Сложив в очень кстати оказавшуюся в микросалоне «Изетты» большую кожаную сумку, типа хозяйственной, пистолет, деньги и золотишко, она вышла из машинки, предварительно погасив фары и свет в салоне. Огляделась по сторонам и захлопнула передок, сказав мне:
– Ждите меня в машине, Ярослав. Сидите тихо и не делайте резких движений, что бы ни случилось.
После этого она пошла к маячившим в темноте постройкам. Через пару минут в самом большом доме зажёгся дополнительный свет в двух окнах на первом этаже.
А вот тут я в очередной раз, что называется, немного труханул. Это её «что бы ни случилось» прозвучало как-то угрожающе. Вот сейчас возьмут да и замочат меня, безоружного (во мне как раз начал просыпаться уже подзабытый инстинкт, приобретённый в прошлый раз в нервной обстановке Второй мировой, где, не имея при себе оружия, я всегда чувствовал себя практически голым), а потом спалят вместе с машиной или закопают где-нибудь.
При этом меня неизбежно выкинет обратно в «исходную точку отправления», и моим работодателям придётся начинать всё сначала…
И ведь это не прошлый раз, где я мог потом найти хоть какие-то следы своих «подвигов» в виде сохранившихся в архивах документов. Здесь-то от меня точно никакого «дымного выхлопа» не останется. А если что-то и останется, кто же его читать будет? Это как-никак сугубо альтернативная реальность, причём, насколько я знаю, совершенно не изученная…
Но, похоже, я нервничал зря. Вооружённая шпана по мою душу так и не появилась. Было тихо, в чистом ночном небе за лобовым стеклом малолитражки светили яркие весенние звёзды, и даже по дороге за это время никто ни разу не проехал.
Клаудии не было минут пятнадцать. Потом два окна на первом этаже большого дома опять погасли, лязгнула запираемая дверь, и в темноте мелькнули её контрастные белые туфли, шляпка и перчатки.

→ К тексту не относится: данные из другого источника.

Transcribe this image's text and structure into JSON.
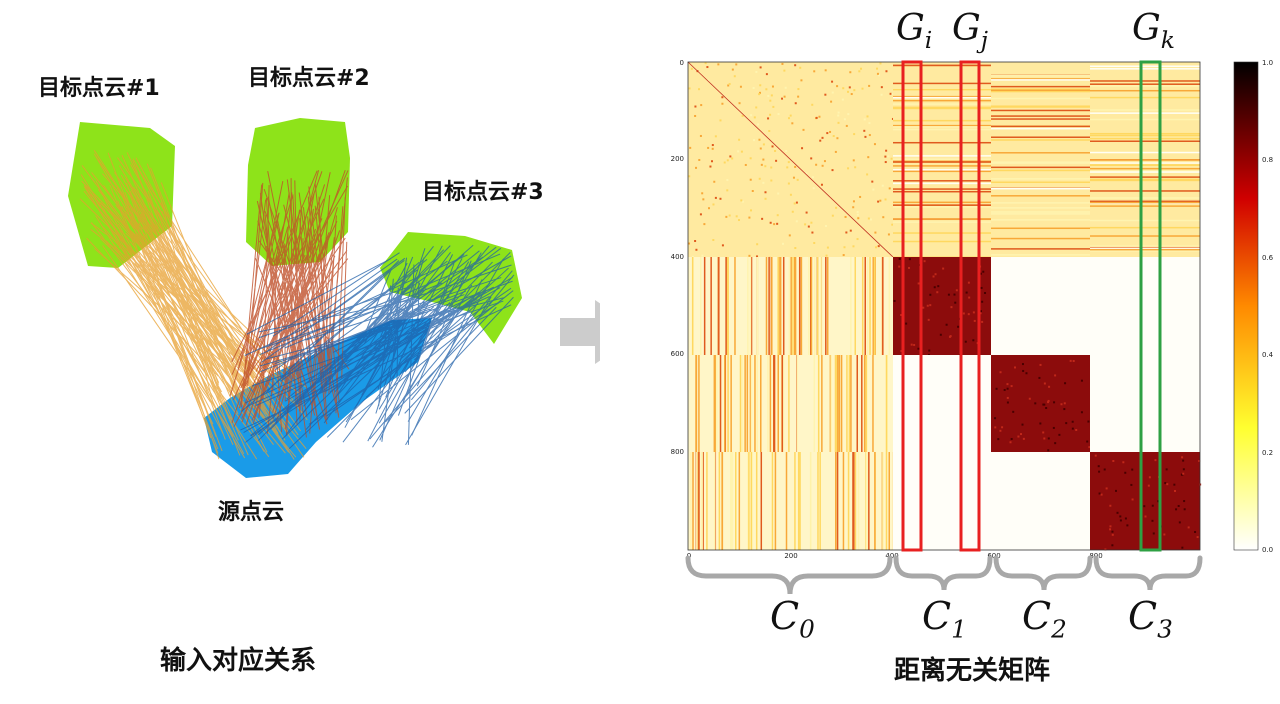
{
  "left_panel": {
    "targets": [
      "目标点云#1",
      "目标点云#2",
      "目标点云#3"
    ],
    "source": "源点云",
    "caption": "输入对应关系"
  },
  "right_panel": {
    "caption": "距离无关矩阵",
    "group_labels": [
      {
        "base": "G",
        "sub": "i",
        "color": "#e82020"
      },
      {
        "base": "G",
        "sub": "j",
        "color": "#e82020"
      },
      {
        "base": "G",
        "sub": "k",
        "color": "#2ea043"
      }
    ],
    "clusters": [
      {
        "base": "C",
        "sub": "0"
      },
      {
        "base": "C",
        "sub": "1"
      },
      {
        "base": "C",
        "sub": "2"
      },
      {
        "base": "C",
        "sub": "3"
      }
    ],
    "x_ticks": [
      "0",
      "200",
      "400",
      "600",
      "800"
    ],
    "y_ticks": [
      "0",
      "200",
      "400",
      "600",
      "800"
    ],
    "colorbar_ticks": [
      "1.0",
      "0.8",
      "0.6",
      "0.4",
      "0.2",
      "0.0"
    ]
  },
  "colors": {
    "green": "#8ee31a",
    "blue": "#1a9be8",
    "orange": "#e8a030",
    "rust": "#c0502a",
    "navy": "#1f5fa8",
    "arrow": "#cccccc"
  }
}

Подойдя, Клаудия открыла передок и села на водительское место, отбросив опустевшую сумку назад.
Чётко работают эти неизвестные господа-товарищи, тут у них явно хорошо отлаженный канал. И всё-таки кто она такая, интересно знать? Тоже пресловутая «решательница проблем», во всех смыслах этого слова?
– Ну что, можем ехать, – сказала Клаудия, закрывая передок и запуская двигатель.
«Изетта» тронулась. Мы развернулись и поехали по той же самой дороге, уже в обратом направлении. Однако на этот раз сам городок мы объехали стороной, через некоторое время оказавшись на западной окраине Кайзерштадта. Мимо промелькнула давешняя закрытая заправка.